The radio announcer talked about looking at the interior of one’s life, and going ever deeper. I looked under a couch and found even more mess. Fifteen plastic dinosaurs, a drained Capri-sun, crunchy socks and one slipper under the sofa reminded me, that in the end, caring for these people is only what I’ve been asked and expected to do, and that picking up these things was a little thing, that could be done with great love, or great irritation. Wanting both the full credit for doing what people can see is something I’ve battled for years, while reading to them at night, would be something done in secret and God clobbered my heart. I’d picked the wrong thing. The thought formed, not so much words as a sense, the home was me and God was telling me through the children, through the endless clutter, this is as the soul is. I knew, God was saying, “If you go deeper, you will always discover, there is more mess that needs to be cleaned, and that no matter what you do, Sherry, it is not you that will clean it, but Me.”
The following evening, my second youngest daughter, Regina was scheduled to receive the Sacrament of Penance.
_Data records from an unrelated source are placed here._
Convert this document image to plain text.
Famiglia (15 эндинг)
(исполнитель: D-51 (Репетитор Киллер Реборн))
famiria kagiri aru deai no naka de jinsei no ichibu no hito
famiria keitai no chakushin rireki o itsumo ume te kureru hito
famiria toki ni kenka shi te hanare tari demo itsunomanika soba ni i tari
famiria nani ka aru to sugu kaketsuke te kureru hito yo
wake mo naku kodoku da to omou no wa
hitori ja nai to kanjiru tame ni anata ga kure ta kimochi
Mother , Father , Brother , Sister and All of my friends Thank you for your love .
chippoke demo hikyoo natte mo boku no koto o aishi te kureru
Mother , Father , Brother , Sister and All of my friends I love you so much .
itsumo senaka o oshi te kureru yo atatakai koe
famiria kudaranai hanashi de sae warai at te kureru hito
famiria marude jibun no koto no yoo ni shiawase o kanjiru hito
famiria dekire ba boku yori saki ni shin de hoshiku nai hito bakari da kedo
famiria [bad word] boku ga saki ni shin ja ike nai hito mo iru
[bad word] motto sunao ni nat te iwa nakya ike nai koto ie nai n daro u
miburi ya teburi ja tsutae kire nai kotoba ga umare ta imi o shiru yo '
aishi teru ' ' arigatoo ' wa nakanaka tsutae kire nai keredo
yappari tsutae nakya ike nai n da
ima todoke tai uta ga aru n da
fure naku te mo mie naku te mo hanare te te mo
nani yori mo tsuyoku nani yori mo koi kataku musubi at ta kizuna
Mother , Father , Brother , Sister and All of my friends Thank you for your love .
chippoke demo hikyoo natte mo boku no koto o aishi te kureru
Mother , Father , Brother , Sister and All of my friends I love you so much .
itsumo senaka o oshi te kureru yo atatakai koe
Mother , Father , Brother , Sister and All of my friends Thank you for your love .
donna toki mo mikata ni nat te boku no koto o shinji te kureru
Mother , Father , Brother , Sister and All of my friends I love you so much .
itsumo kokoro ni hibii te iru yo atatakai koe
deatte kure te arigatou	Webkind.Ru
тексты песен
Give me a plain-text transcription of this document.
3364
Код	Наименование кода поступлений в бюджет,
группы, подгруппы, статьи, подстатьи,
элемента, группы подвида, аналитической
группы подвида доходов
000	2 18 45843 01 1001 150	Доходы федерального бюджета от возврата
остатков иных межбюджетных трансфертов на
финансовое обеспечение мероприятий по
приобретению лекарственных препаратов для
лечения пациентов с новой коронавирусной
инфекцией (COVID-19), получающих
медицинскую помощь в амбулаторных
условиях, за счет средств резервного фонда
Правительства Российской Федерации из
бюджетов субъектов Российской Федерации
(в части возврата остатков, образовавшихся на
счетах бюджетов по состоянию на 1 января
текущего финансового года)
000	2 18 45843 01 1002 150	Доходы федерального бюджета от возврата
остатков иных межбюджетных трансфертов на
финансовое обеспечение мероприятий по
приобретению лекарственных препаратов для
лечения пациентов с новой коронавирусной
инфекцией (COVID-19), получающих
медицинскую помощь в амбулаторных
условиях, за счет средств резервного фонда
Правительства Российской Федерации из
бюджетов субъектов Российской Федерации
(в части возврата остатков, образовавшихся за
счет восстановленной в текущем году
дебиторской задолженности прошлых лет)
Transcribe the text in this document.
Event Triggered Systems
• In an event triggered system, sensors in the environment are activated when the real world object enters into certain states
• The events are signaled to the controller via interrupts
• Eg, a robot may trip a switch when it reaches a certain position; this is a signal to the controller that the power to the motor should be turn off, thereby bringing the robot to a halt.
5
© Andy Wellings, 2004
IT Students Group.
The readings for the day were Matthew Chapter 18:21-35.
Peter approached Jesus and asked him,
“Lord, if my brother sins against me,
how often must I forgive him?
As many as seven times?”
Jesus answered, “I say to you, not seven times but seventy-seven times.”
Jesus then told the parable of the two servants, one of whom was shown mercy, who did not show mercy to the other for the same need. My children owe me a much smaller debt to me than I owe God. So I’ve pulled out the story books, and left them on their made beds for tonight. Today, we begin again.